Stefan Hetzel
eibelstadt, 2006-07-25
der sprung in den fluss
spitze steine
löchern die sohle
hart
der fuß
lockerweich umspült
krausig
voraus
nur bräunlicher morast
ein glitsch von tückischen brocken
dahinter?
mutig tiefer rein
ein abrutschen ein fallen
dann der sprung: echt mutig der
bauch streift: - sand
umfassende braune kühle
es riecht nach fisch
das kopfhaar hat sich selbständig gemacht
was unter mir dräut will ich gar nicht wissen
es zieht die badehose herunter
so dass die fische meine blöße sehen könnten.
*
eibelstadt, 2004-06-08, gasthof krone
im gnädigen schatten
im gnädigen schatten der
gewaltigen kastanie
verborgen im irgendwo
grast ein reh.
"duck dich!"
"verschluck' dich!" - "mach' dich vom acker!"
zerstör' das gewimmel quälender schmerzen.
&: - empfehle dich dem
sonstwem, wem sonst?
---
schlimmes, schlimmes raunen im blätterwald
abgelebte ode grausen erschütterns
untendran
ein
rad. (so ein fahrrad, zum fahren, mit rädern untendran)
---
mauerecken verstecken
den wahren inhalt
den schrecklichen
den ich fürchte wie nichts auf der welt
ein schweigen
wäre dem entgegenzusetzen ein
beredtes
vorbei die fragen nach dem ursprung
vorbei die fliegen
entgegen dem rauen zuspruch ungehobelter vitalisten
ein bündel von empfindungen sein
eine marionette von eindrücken
ein netzwerk ohne netz und doppelten boden
ein gehäuse ohne schnecke
ein waidwundes reh, franz marc'isch verkitscht ganz in orange
auf müllbedeckter waldlichtung
sterbend, während schon die maden warten
während schon der fuchs um die bäume schnürt (vergisst darueber sogar,
dem hasen "gute nacht" zu sagen)
*
würzburg, 2004-05-18, straßencafé Sanderau
frühling 2004
[fragment]
junge mädchen
tragen stolz ihre
frischgewachsenen
brüste spaziere
die krähen
füttern ihre
frischgeschlüpfte
brut
*
2004, märz
begegnung (cb)
so zarte hüften
elfengleich
bedürfen rasanter pfählung
durch rohes fleisch
auf dass dein herz sich öffne
fuer schwärzlichen abraum eines verlorenen
mein kind
du strahlst mich an noch
unwissend
ahnend
dein körper schreit zu mir herüber
dann erhebst du dich
---
sanftes fragen
in mich dringen
kluger, leicht mokanter blick
ohne verletzungsabsicht
du trägst deine brüste vor dir her
erfüllst den raum schwarzweiss
lugst eilig um die ecke
niemand erreicht dich und deiner schmalen spalte leben
*
eibelstadt, 1998-08-24
regen
peitscht gegen mein schreibtischfenster
während
glass
die farfisa-orgel rührt.
trübsinnige Aussichten
geschmeiß
nur ein weiches
verlangen-nach-umfangen
werden
*
die vergangenen tage
gingen auch vorbei
im allerlei
alltäglichen sinngehubers
vor dem kasten liegen
talkshows
sehr viel haben die sich nicht zu sagen
niemand interessiert sich für etwas,
weil sich alle für alles interessieren
zum Bbispiel für den
modifizierten Zugewinnausgleich
oder das
kapitalerwerbserleichterungsgesetz.
bemerkenswert.
*
weich
liege ich da.
jeder kann in mich hineinstoßen.
jeder kann mich auflösen.
jeder kann mir den garaus machen.
freunde erweisen sich als hyänen, hyänen als freunde.

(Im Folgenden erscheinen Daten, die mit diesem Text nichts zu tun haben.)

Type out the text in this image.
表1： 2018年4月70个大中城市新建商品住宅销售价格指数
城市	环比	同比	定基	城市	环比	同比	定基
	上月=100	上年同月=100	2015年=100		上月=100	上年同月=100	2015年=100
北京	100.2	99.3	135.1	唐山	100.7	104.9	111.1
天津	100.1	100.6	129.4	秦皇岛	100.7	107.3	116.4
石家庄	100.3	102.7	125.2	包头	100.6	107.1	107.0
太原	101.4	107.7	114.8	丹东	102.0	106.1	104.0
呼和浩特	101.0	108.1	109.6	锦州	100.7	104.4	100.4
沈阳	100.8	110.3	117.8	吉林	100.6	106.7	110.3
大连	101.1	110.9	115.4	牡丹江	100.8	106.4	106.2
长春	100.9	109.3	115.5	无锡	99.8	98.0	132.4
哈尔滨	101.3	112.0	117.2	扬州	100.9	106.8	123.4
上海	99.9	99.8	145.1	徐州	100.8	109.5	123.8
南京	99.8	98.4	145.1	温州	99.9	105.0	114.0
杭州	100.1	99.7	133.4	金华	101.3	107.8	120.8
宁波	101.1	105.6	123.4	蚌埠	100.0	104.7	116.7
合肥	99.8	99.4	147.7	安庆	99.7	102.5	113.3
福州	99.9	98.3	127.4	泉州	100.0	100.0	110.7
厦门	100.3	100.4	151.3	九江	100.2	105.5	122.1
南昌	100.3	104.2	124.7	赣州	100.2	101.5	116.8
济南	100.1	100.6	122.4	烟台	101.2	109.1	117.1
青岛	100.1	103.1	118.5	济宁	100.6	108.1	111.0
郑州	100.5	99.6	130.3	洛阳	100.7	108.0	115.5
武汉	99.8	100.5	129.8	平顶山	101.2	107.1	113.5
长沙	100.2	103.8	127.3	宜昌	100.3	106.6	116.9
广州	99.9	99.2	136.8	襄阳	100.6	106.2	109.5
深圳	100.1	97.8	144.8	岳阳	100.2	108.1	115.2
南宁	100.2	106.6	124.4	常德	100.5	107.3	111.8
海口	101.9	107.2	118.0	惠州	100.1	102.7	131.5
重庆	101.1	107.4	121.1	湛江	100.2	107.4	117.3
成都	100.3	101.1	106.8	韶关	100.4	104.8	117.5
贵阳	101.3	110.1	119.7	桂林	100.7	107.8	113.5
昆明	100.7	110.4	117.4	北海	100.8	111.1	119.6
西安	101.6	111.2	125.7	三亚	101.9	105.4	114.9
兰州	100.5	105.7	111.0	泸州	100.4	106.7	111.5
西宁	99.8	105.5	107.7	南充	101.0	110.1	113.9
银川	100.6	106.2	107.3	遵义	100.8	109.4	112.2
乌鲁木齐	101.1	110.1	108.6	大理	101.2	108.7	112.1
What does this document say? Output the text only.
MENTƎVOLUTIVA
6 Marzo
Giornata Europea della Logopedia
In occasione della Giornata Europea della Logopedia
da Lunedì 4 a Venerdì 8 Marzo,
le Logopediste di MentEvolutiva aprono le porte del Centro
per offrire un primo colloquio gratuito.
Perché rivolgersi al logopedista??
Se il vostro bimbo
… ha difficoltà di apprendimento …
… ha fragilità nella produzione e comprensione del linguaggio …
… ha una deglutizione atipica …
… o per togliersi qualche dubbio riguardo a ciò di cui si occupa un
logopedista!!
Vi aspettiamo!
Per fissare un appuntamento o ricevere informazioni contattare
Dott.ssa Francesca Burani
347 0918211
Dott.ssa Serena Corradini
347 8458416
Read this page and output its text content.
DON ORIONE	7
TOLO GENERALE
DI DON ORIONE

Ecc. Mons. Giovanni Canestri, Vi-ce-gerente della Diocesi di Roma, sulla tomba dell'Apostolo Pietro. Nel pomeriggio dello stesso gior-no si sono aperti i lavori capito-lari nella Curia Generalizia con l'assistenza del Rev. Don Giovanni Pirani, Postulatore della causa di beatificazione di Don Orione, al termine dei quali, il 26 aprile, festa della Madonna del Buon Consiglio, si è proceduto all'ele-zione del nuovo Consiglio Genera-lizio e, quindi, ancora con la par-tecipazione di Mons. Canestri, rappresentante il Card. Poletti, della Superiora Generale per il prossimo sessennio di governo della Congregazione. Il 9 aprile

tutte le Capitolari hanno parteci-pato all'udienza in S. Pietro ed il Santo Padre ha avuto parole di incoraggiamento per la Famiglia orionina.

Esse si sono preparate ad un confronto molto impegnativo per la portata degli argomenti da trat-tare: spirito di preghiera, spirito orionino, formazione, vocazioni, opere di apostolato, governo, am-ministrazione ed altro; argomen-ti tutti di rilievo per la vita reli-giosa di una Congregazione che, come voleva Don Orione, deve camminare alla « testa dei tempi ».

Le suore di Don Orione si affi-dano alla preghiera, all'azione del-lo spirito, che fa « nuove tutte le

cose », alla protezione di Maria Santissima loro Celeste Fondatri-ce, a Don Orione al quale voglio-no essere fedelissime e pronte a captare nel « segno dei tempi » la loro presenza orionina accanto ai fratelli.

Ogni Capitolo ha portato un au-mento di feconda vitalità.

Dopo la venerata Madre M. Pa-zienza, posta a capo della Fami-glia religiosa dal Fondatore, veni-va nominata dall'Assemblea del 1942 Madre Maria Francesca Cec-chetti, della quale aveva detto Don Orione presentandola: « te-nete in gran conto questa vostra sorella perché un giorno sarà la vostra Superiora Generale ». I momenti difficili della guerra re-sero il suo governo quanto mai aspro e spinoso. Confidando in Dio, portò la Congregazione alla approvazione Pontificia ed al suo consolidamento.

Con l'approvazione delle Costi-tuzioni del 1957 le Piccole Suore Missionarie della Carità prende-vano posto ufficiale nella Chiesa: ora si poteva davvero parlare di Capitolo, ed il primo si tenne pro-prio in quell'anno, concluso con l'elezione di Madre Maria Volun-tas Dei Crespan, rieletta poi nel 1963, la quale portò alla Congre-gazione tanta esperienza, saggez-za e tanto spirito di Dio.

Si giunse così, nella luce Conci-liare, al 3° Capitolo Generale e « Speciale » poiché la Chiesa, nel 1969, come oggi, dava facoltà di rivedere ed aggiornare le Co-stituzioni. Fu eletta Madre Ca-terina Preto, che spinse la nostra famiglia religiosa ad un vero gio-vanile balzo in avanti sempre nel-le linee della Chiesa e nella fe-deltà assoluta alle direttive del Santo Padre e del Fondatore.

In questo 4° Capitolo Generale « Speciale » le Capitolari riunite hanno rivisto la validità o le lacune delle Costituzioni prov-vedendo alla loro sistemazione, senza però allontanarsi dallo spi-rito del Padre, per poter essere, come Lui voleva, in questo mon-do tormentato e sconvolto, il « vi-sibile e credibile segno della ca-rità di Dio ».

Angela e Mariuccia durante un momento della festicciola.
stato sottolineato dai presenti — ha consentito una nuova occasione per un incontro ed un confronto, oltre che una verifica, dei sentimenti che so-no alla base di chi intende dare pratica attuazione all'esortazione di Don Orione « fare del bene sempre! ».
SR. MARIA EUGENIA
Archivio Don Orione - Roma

fruchtloses gebaren, eiertanz zirkulärer nichtssagendheiten.
willemsen weiß es besser.
*
glass
tanzt den farfisa
die bedingtheit von musik
die bedingtheit musikalischen geschmacks.
haben die also auch mal falsch gespielt.
muss lang her sein.
aphorismen sind ein dreck
ein dreck für langweiler, misanthropen, frauenhasser
"stefan, nicht so viele fremdworte!"
wer interessiert sich für die geistesgeschichte eines irgendwer?
*
peitschen
die schläge des regens gegen die marode hauswand
durchlöchern das, was noch von mir übrig ist.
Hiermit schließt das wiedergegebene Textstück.